# Data Visualization Final

## Introduction 

The dataset from Kaggle (https://www.kaggle.com/datasets/heitornunes/caffeine-content-of-drinks) provides data about the caffeine content and calories of many brands and types of beverages. Attributes of this dataset include the drink, volume, calories, caffeine content, and drink type. I created a visualization from this data with to goal of providing insight into the caffeine content of various beverages, such as coffee, tea, energy drinks, etc. 

## Preliminary Sketches

I came up with three ideas to showcase the relationship between volume and caffeine content. In my first sketch, I plot the average caffeine content per mL. While this would give you a sense of how much caffeine was in each beverage, I wanted to show more data variability.

In my second sketch, I separate the different types of beverages into other plots. While this gives us a sense of how much drinks in the same category can vary, plotting them on the same graph would be more beneficial.

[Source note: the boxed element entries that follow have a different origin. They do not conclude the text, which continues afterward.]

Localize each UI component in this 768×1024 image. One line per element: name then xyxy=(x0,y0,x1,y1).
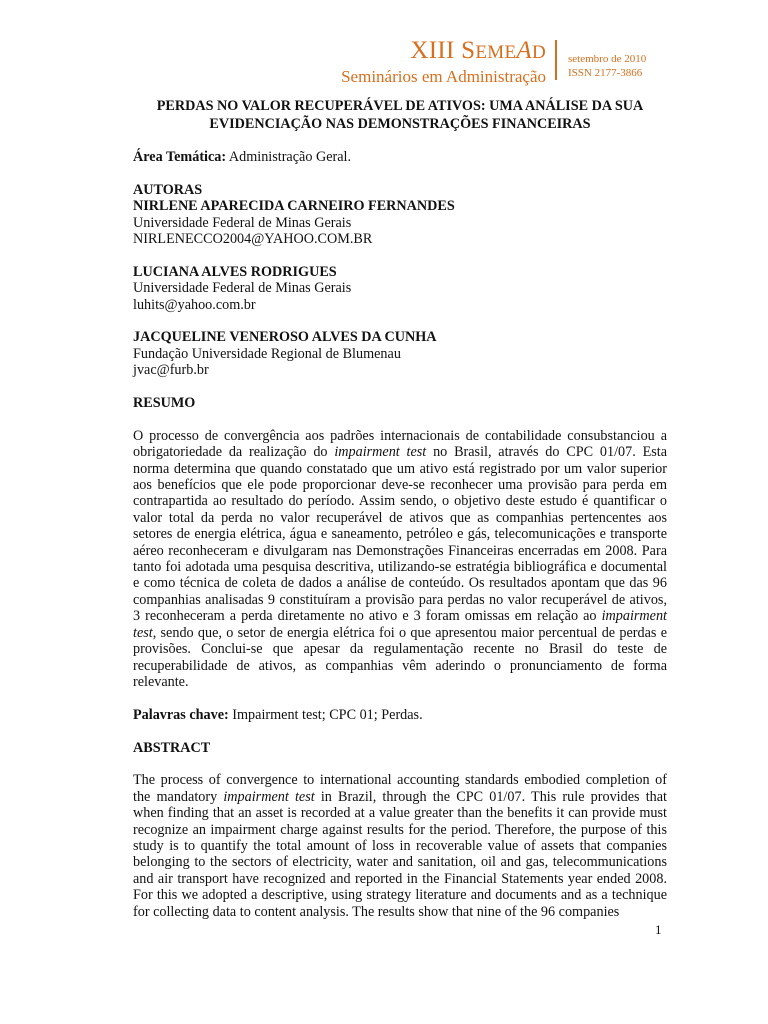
resumo-text-1: O processo de convergência aos padrões internacionais de contabilidade consubstanciou a obrigatoriedade da realização do xyxy=(133,427,667,461)
keywords-label: Palavras chave: xyxy=(133,706,229,723)
author-name: JACQUELINE VENEROSO ALVES DA CUNHA xyxy=(133,329,437,346)
author-name: LUCIANA ALVES RODRIGUES xyxy=(133,263,337,280)
conference-title-prefix: XIII S xyxy=(410,37,476,64)
resumo-italic-term-2: impairment test xyxy=(133,608,667,641)
thematic-area-value: Administração Geral. xyxy=(226,149,352,165)
abstract-italic-term: impairment test xyxy=(223,788,315,805)
conference-title-smallcaps-2: D xyxy=(531,42,546,63)
resumo-paragraph xyxy=(133,428,667,691)
keywords-value: Impairment test; CPC 01; Perdas. xyxy=(228,706,423,723)
conference-issn: ISSN 2177-3866 xyxy=(568,67,643,79)
resumo-text-3: , sendo que, o setor de energia elétrica foi o que apresentou maior percentual de perdas e provisões. Conclui-se que apesar da regulamentação recente no Brasil do teste de recuperabilidade de ativos, as companhias vêm aderindo o pronunciamento de forma relevante. xyxy=(133,624,667,690)
keywords xyxy=(133,707,667,723)
paper-title-line-1: PERDAS NO VALOR RECUPERÁVEL DE ATIVOS: UMA ANÁLISE DA SUA xyxy=(156,98,644,114)
conference-title-smallcaps-1: EME xyxy=(475,42,517,63)
page-number: 1 xyxy=(655,922,662,937)
abstract-heading: ABSTRACT xyxy=(133,739,211,756)
author-email: jvac@furb.br xyxy=(133,362,209,379)
abstract-text-2: in Brazil, through the CPC 01/07. This rule provides that when finding that an asset is recorded at a value greater than the benefits it can provide must recognize an impairment charge against results for the period. Therefore, the purpose of this study is to quantify the total amount of loss in recoverable value of assets that companies belonging to the sectors of electricity, water and sanitation, oil and gas, telecommunications and air transport have recognized and reported in the Financial Statements year ended 2008. For this we adopted a descriptive, using strategy literature and documents and as a technique for collecting data to content analysis. The results show that nine of the 96 companies xyxy=(133,788,667,920)
conference-subtitle: Seminários em Administração xyxy=(341,67,546,86)
conference-header xyxy=(341,38,546,86)
thematic-area-label: Área Temática: xyxy=(133,149,227,165)
paper-body xyxy=(133,149,667,920)
resumo-heading: RESUMO xyxy=(133,395,196,412)
conference-date: setembro de 2010 xyxy=(568,53,647,65)
author-affiliation: Universidade Federal de Minas Gerais xyxy=(133,280,352,297)
conference-title xyxy=(341,38,546,66)
authors-heading: AUTORAS xyxy=(133,181,203,198)
author-name: NIRLENE APARECIDA CARNEIRO FERNANDES xyxy=(133,198,455,215)
conference-title-italic-a: A xyxy=(516,37,532,64)
header-divider xyxy=(555,40,557,80)
resumo-italic-term-1: impairment test xyxy=(334,444,427,461)
abstract-paragraph xyxy=(133,772,667,920)
paper-title xyxy=(133,97,667,133)
author-affiliation: Fundação Universidade Regional de Blumenau xyxy=(133,345,401,362)
abstract-text-1: The process of convergence to international accounting standards embodied completion of the mandatory xyxy=(133,772,667,805)
thematic-area xyxy=(133,149,667,165)
paper-title-line-2: EVIDENCIAÇÃO NAS DEMONSTRAÇÕES FINANCEIRAS xyxy=(209,116,591,132)
author-affiliation: Universidade Federal de Minas Gerais xyxy=(133,214,352,231)
resumo-text-2: no Brasil, através do CPC 01/07. Esta norma determina que quando constatado que um ativo está registrado por um valor superior aos benefícios que ele pode proporcionar deve-se reconhecer uma provisão para perda em contrapartida ao resultado do período. Assim sendo, o objetivo deste estudo é quantificar o valor total da perda no valor recuperável de ativos que as companhias pertencentes aos setores de energia elétrica, água e saneamento, petróleo e gás, telecomunicações e transporte aéreo reconheceram e divulgaram nas Demonstrações Financeiras encerradas em 2008. Para tanto foi adotada uma pesquisa descritiva, utilizando-se estratégia bibliográfica e documental e como técnica de coleta de dados a análise de conteúdo. Os resultados apontam que das 96 companhias analisadas 9 constituíram a provisão para perdas no valor recuperável de ativos, 3 reconheceram a perda diretamente no ativo e 3 foram omissas em relação ao xyxy=(133,444,668,625)
author-email: NIRLENECCO2004@YAHOO.COM.BR xyxy=(133,231,373,248)
author-email: luhits@yahoo.com.br xyxy=(133,296,256,313)
conference-meta xyxy=(568,52,646,80)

Finally, in my third sketch, I included all the drinks, with each drink type corresponding to a different color. When hovering over each data point, you can see the beverage's name and the amount of caffeine contained in it.  This was the approach I went with for my visualization using Altair.


![image.png](attachment:image.png)


## Visualization Using Altair
Using sketch 3 as my starting point, I plotted the volume on the x-axis and the caffeine content on the y-axis. I also included a tooltip that allows one to see what drink that point corresponds to and the caffeine content of that drink. Once I plotted the relationship, I decided that the visualization would benefit from the ability to filter for specific types of drinks and highlight them in a way. To do this, I used the selection attribute of Altair to allow the end-user to filter based on drink type by either clicking on a point on the graph or the legend. With the drinks plotted out this way, you can make out the general characteristics of some of the drink types, especially the energy shots and the waters and teas. Energy drinks and coffee tend to fall in the same range of ratios between caffeine content and volume, with coffee containing several outliers. 

In [5]:
import pandas as pd
import altair as alt
#Kaggle Dataset -- "https://www.kaggle.com/datasets/heitornunes/caffeine-content-of-drinks"

df = pd.read_csv("caffeine.csv")

In [8]:
selection = alt.selection(type='multi', fields=['type'], bind='legend')

caffeinePlot = alt.Chart(df).mark_circle().encode(
    x = "Volume (ml)", 
    y = "Caffeine (mg)",
    color = alt.Color("type", scale = alt.Scale(scheme = "spectral")),
    tooltip = ["drink", "Caffeine (mg)"],
    opacity = alt.condition(selection, alt.value(1), alt.value(0.1))
).add_selection(selection).interactive()
caffeinePlot

## Feedback and Next Steps
I sought feedback on my visualization from family and friends. Due to the small number of participants, I conducted a semistructured interview with all of my participants. 

While the participants agreed that the visualizations were effective in showing a general how much caffeine was in different types of beverages through the zones the data points created, they all had additional feedback on how to improve the effectiveness of the visualization. One recommendation was to provide a secondary graph with a histogram of the caffeine per volume, which the legend would also filter. This could provide additional insight into the concentration of caffeine in the beverages. 

Another recommendation was to plot a smaller representative sample of the data to display the relationship between volume and caffeine content and each data point larger. This would make the visualization easier to comprehend. 

Another suggestion was plotting a regression line for each beverage type, also on a separate graph, so that the caffeine concentration varies more easily across caffeinated drinks.

Based on feedback, I would supplement my current visualization with a histogram of caffeine per drink volume. I would also make each data point larger and remove outliers so that we can more easily make conclusions about the caffeine content of various beverages.